A la rencontre de Christophe Kay en Arles.

Dans ce nouvel épisode de Trait pour Trait, nous vous proposons de rencontrer Christophe Kay, un artiste arlésien aux multiples talents, un explorateur des temps modernes aux mondes oniriques et fantastiques.

Christophe Kay prend une photo
© Crédit Web13Tv – Christophe Kay en train de prendre une photo en Arles

Christophe Kay, tu te définis en tant qu’illustrateur, photographe mais aussi explorateur, un terme qui m’a beaucoup intrigué, est-ce que tu peux nous en dire un petit peu plus ?

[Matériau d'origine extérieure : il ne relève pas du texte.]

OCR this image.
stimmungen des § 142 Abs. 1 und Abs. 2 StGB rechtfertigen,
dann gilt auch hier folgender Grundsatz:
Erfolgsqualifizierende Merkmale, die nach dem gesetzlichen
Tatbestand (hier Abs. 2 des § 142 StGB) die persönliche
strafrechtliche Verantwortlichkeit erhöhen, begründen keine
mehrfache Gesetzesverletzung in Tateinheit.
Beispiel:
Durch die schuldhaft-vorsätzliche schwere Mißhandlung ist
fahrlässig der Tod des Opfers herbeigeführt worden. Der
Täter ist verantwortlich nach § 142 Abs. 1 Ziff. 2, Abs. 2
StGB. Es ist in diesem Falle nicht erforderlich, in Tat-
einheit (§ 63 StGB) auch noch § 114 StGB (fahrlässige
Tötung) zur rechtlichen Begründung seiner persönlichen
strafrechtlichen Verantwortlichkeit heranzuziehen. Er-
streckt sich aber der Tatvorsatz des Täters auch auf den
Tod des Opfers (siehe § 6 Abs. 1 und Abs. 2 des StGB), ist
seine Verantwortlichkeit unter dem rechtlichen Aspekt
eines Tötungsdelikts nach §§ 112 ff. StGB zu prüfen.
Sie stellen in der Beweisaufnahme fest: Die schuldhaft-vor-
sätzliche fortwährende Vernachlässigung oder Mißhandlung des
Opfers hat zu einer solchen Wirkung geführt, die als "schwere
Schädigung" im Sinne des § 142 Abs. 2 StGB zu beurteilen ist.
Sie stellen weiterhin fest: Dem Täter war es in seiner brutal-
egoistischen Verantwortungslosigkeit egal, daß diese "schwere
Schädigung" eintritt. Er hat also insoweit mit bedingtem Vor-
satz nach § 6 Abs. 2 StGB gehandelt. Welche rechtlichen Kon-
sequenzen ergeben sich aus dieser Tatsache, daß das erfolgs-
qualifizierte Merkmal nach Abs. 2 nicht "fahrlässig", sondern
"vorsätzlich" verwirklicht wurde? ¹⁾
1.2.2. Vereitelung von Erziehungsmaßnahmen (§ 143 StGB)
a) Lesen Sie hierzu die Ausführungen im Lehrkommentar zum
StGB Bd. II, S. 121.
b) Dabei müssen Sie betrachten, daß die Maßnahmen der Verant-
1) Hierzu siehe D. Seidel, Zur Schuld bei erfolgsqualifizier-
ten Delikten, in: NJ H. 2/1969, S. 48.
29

« Effectivement, illustrateur, photographe, explorateur, cela fait beaucoup de choses mais quand je me suis posé la question de savoir à quoi correspondait mon travail ça a d’abord été un problème car nous avons souvent l’habitude  de cataloguer les gens.

J’ai donc décidé de prendre le problème à l’envers en disant : J’ai un univers à partager, je vais donc l’illustrer à ma façon et utiliser différentes techniques.

La photographie est une des techniques principales. Ensuite, l’ « exploration » parce que j’explore mon univers créatif, le partage et les personnes qui viennent voir mon travail l’explore à leur tour et s’explore un peu eux-même par la même occasion.

Voilà pourquoi le mot exploration est si important dans la définition de ce que je peux faire. »

Parlons maintenant de ton art au quotidien. Comment ton processus de création influe ta vie de tous les jours ?

« Je pense que c’est une question qui concerne tous les créatifs : Notre cerveau travaille tout le temps. Dès qu’on est quelque part, on observe, on regarde et ça peut déclencher des idées.

J’ai un petit carnet sur moi ou mon téléphone et si tout à coup je vois quelque chose qui me fait penser à une piste intéressante pour mon travail, je le note. Il m’arrive de relire, d’avoir des notes que j’ai pu faire il y a deux ou trois ans et  me dire : « Oh tiens j’ai pensé à ça c’est un truc de dingue ! faut absolument que tu le fasses » (rire).

Quand je pars en vacances, par exemple, j’ai toujours l’appareil photo avec moi et là où les gens vont prendre en photo les grands classiques dans un lieu touristique, je vais remarquer un détail quelque part et je le photographier.

On peut me prendre pour un fou car je vais prendre en photo la tapisserie plutôt que le buste de l’homme célèbre que tout le monde vient admirer.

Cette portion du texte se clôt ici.